My heart is still.  Quieted.  Peaceful.  Though it was hard, it was possible.  I am not a wimp.  Though these days I sometimes feel as if I am.  I am full of courage.  I face difficult things with strength, a sense of humor and hope.  That is why this time of life is so difficult.  I have to find a way.  I want to make it and make it well.  But I want to remind that I am worth every effort.  I am not some charity case.  I don't have to fall over if with thankfulness if someone acts as if I am worth something.  Because I am.  For real.  I have gifts. 

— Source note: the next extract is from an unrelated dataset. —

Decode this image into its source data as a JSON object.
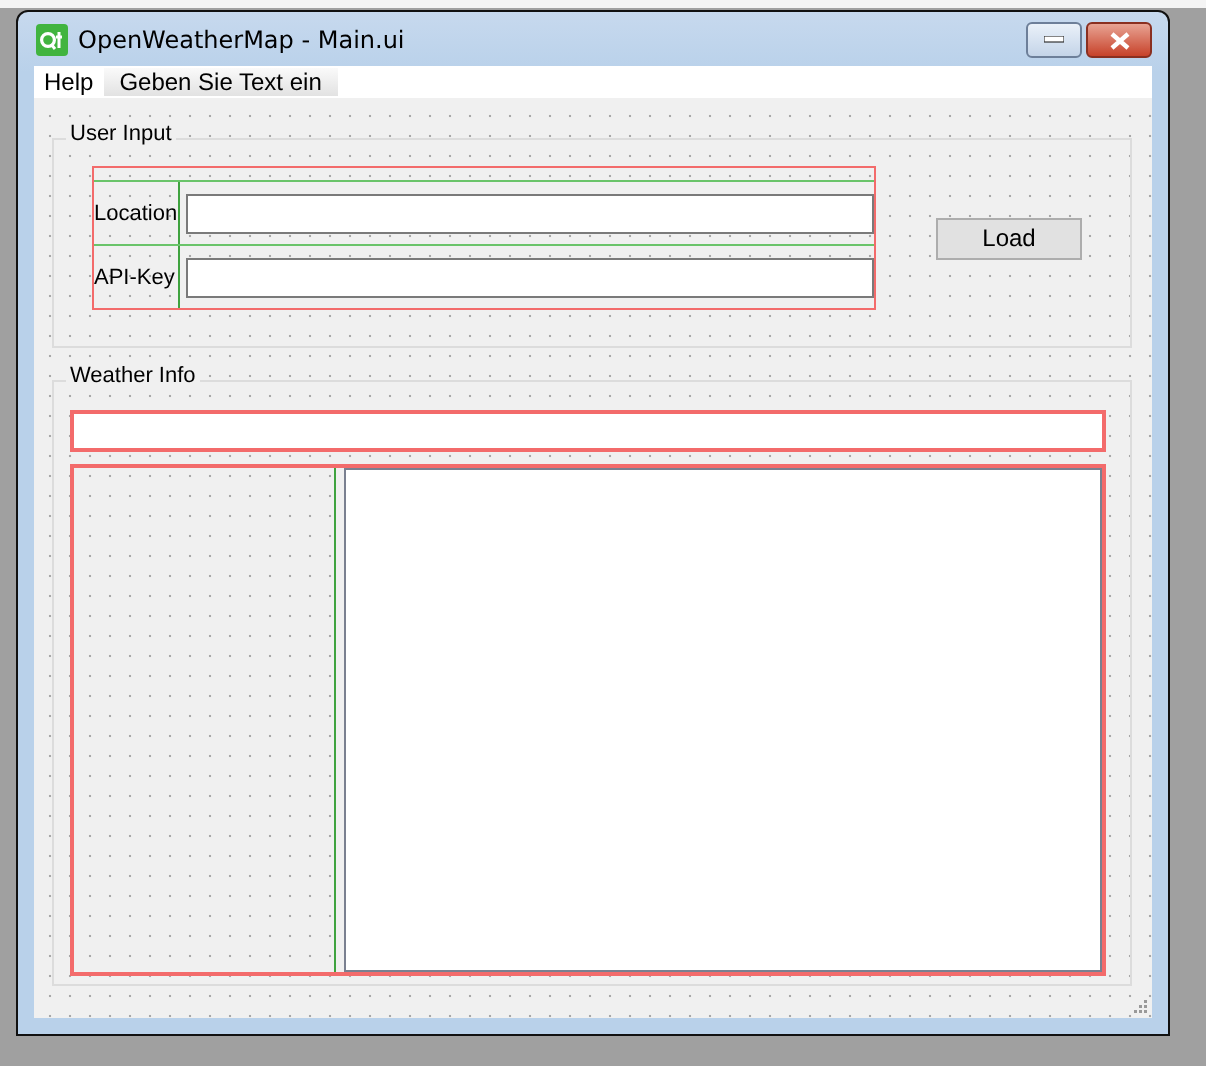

Lately it hasn't felt like it.  I feel so at a loss.  Like I don't know how to do much of value.  I forget that the standard isn't outside of me.  I have to make a standard.  And enjoy God's standard.  I do not have to spend my life trying to figure out somebody else's standard for me.  It's easy to fall into.  I enjoy seeing people content and happy.  I am not a servant by nature, but I enjoy learning how to serve better.  And that is good.....unless it causes me to doubt my value.  Unless I start to think that my value comes from if others are happy.
Don't get me wrong.  I want to give.  Want to live a life that cares.  But in that caring, I have to include myself as well.  I forgot that.  And that is my fault.
I feel sad for my husband.  Because he doesn't know that I really gave it my all.  He doesn't know that the physical hurts that I feel continue....and when they flair up, it reminds me of how much he used me.  I know that having time to heal is a good thing.  He is able to apologize.  But, he tries to make me feel guilty on a regular basis.  And that hurts.